Sometimes nature has to shock us before we appreciate the opportunity to shed the persistence of egoic self-talk that holds us hostage. Cataclysmic events like wildfires and tsunamis that have devastating consequences leave us awe-struck with nature’s ferocious power. We’re forced to confront our sense of invincibility, and examine our life choices and priorities.

But other natural events can have the opposite effect of evoking child-like wonder and delight. This is happening now where I live which is directly in the path of totality for the April solar eclipse. There’s a fervor that surrounds such cosmic events. We may understand the science behind eclipses and no longer fear them as signs of the apocalypse, but they still have the power to rivet us in wide-eyed astonishment. Watching the sun as it slowly disappears behind a black disc that seems to devour its light; feeling the temperature drop ever so slightly as daylight shifts to darkness, seeps into that part of us that shivers at strange noises or is afraid to look under the bed at night. Mystery is both frightening and titillating. We hold our breath as the sun is swallowed by the moon, and breathe out again in collective relief that we haven’t entered perpetual night. For a few precious minutes, we forget we’re rational beings and turn our faces to the sky, enthralled by magic. 
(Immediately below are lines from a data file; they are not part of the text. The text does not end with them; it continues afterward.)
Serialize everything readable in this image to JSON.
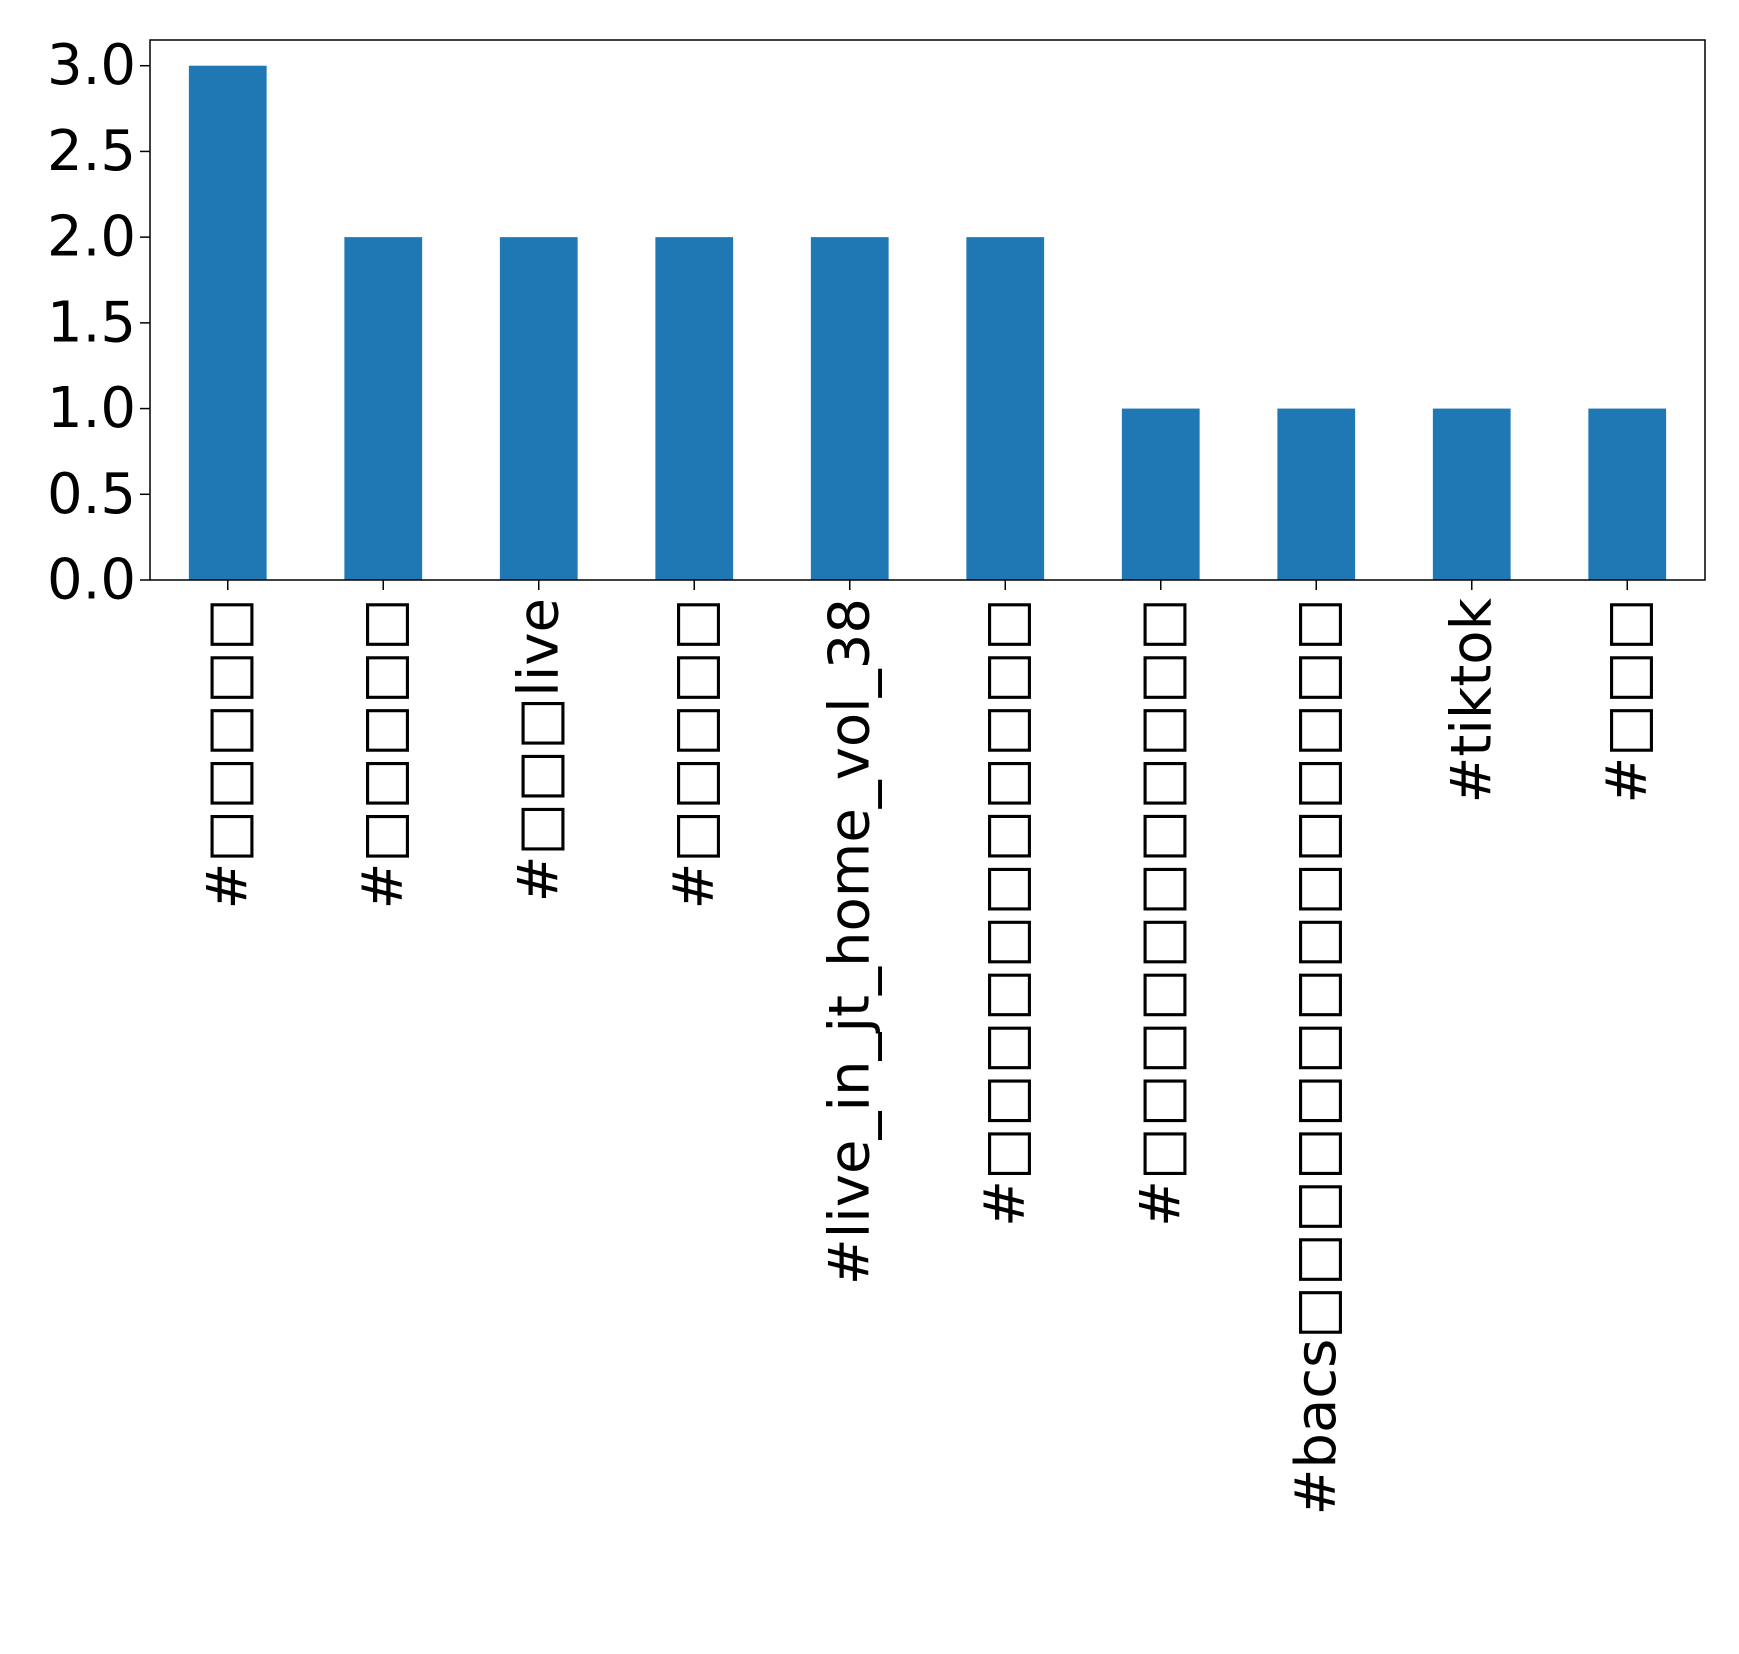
{
  "chart_data": {
    "type": "bar",
    "title": "",
    "xlabel": "",
    "ylabel": "",
    "categories": [
      "#□□□□□",
      "#□□□□□",
      "#□□□live",
      "#□□□□□",
      "#live_in_jt_home_vol_38",
      "#□□□□□□□□□□□",
      "#□□□□□□□□□□□",
      "#bacs□□□□□□□□□□□□□□",
      "#tiktok",
      "#□□□"
    ],
    "values": [
      3,
      2,
      2,
      2,
      2,
      2,
      1,
      1,
      1,
      1
    ],
    "ylim": [
      0,
      3.15
    ],
    "yticks": [
      0.0,
      0.5,
      1.0,
      1.5,
      2.0,
      2.5,
      3.0
    ],
    "ytick_labels": [
      "0.0",
      "0.5",
      "1.0",
      "1.5",
      "2.0",
      "2.5",
      "3.0"
    ],
    "bar_color": "#1f77b4",
    "grid": false,
    "legend": "none"
  }
}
Wonder and delight are by-products of meeting awe in nature.  They are compelling emotions, ones that urge us to be completely present. The beauty of the natural world is that we don’t have to wait for an extraordinary event to surrender to the allure of awe. 

Everyday wonder can enrapture us if we’re open to noticing. Right now, there are new green shoots pushing up through my neighbor’s garden beds on the verge of blossoming. Buds are thickening on barren branches, soon to shed their skins as new leaves unfurl. Birdsong wakes me in the morning to remind me that it’s spring regardless of what the thermostat says. In a matter of days or even hours, the world will revive; colors will be renewed. To miss these small, everyday transformations is to deprive ourselves of soul-nourishing joy.

There are simple ways that we can approach nature and embrace the blessing of awe in the everyday:

1. Spend a few minutes simply noticing the natural world around you. Make use of all your senses and see, hear, touch, and smell with deep attention.

2. Slow down to the pace of dawdling children. Everything captivates them: caterpillars, clouds, dandelion fluff–it’s easier to regain child-like wonder when you’re not racing to get somewhere.   

 3. Shift your measurement of time from the calendar to natures’ cycles. Embrace the Celtic Wheel of the Year which focuses on the life-generating processes of planting, growth, harvest, and decay. Living by the seasons can attune you more deeply to the earth’s rhythms and its infinite gifts of intrigue, mystery, and enchantment. 

 

Elle Harrigan hosts the Instagram community @livingwildwisdom focusing on mindfulness, creativity, and spirituality through encounters with nature.

3 Comments

  1. Marie E

    Each season brings some fleeting beauty I managed to forget during the intervening year – a flower, a leaf, an animal call, a different angle of shadow because of the position of the sun. Taking time to notice helps counter-balance the stress of (self-imposed) busyness.

    Reply
    • Elle Harrigan

      Thanks Marie! I really believe the simple act of noticing nature has the same benefits of sitting meditation. I always have to remind myself to “switch on” the noticing mind!

      Reply
  2. Terry

    Elle,

    Thanks for the suggestions of ways to embrace nature’s blessings.